Biography

Mrs Smith and her six sons

The story of Barnard Castle’s Mrs Margaret Smith and the loss of her five sons in the First World War is a well known story which is worth revisiting.

Many cannot imagine the loss of one child, let alone five. Yet this was the reality with which  Margaret and John Smith were faced when they lost five of their six sons in the war. They received one tragic letter after another, painfully discovering that Robert, George, Frederick, and Alfred Smith and John Stout were all sadly killed between 1916 and 1918.

The father of the five sons, John Smith, who worked as a chimney sweep in Barnard Castle, passed away in 1918. Mrs Smith was left heartbroken, with only one son, Wilfred, known as “Willie”, still alive. Private Smith was serving in the war and suffering the effects of mustard gas poisoning.

It was then that a local vicar’s wife, Mrs Bircham, made a dramatic and heartfelt intervention. After writing to George V’s wife, Queen Mary, requesting intervention in Mrs Smith’s heartbreaking scenario, she received the following response: “The Queen has caused Mr and Mrs Smith’s request concerning their youngest son to be forwarded for the consideration of the War Office authorities.”

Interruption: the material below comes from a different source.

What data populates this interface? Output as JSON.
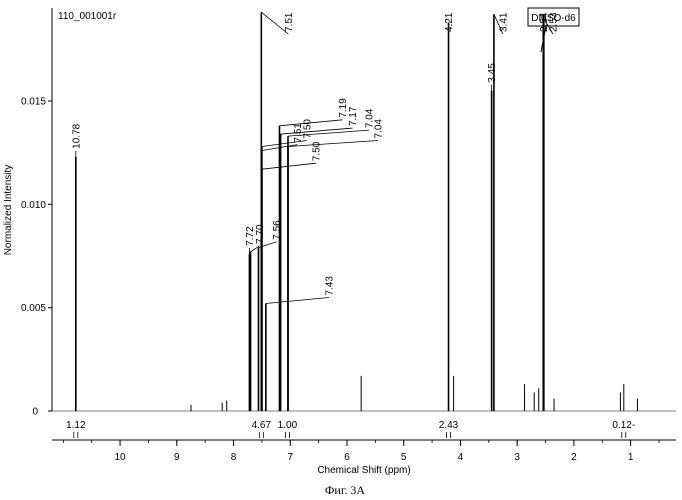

The War Office spared Wilfred from serving on the front line and Wilfred came back to Barnard Castle to be reunited with his mother. After receiving nothing but devastating news, Wilfred’s return offered some relief at last to Mrs Smith. Despite suffering chronic chest problems, her surviving son lived on to the age of 72, leaving five children.

Margaret Smith was given the honour of laying the first wreath at the war memorial at the Bowes Museum in 1923.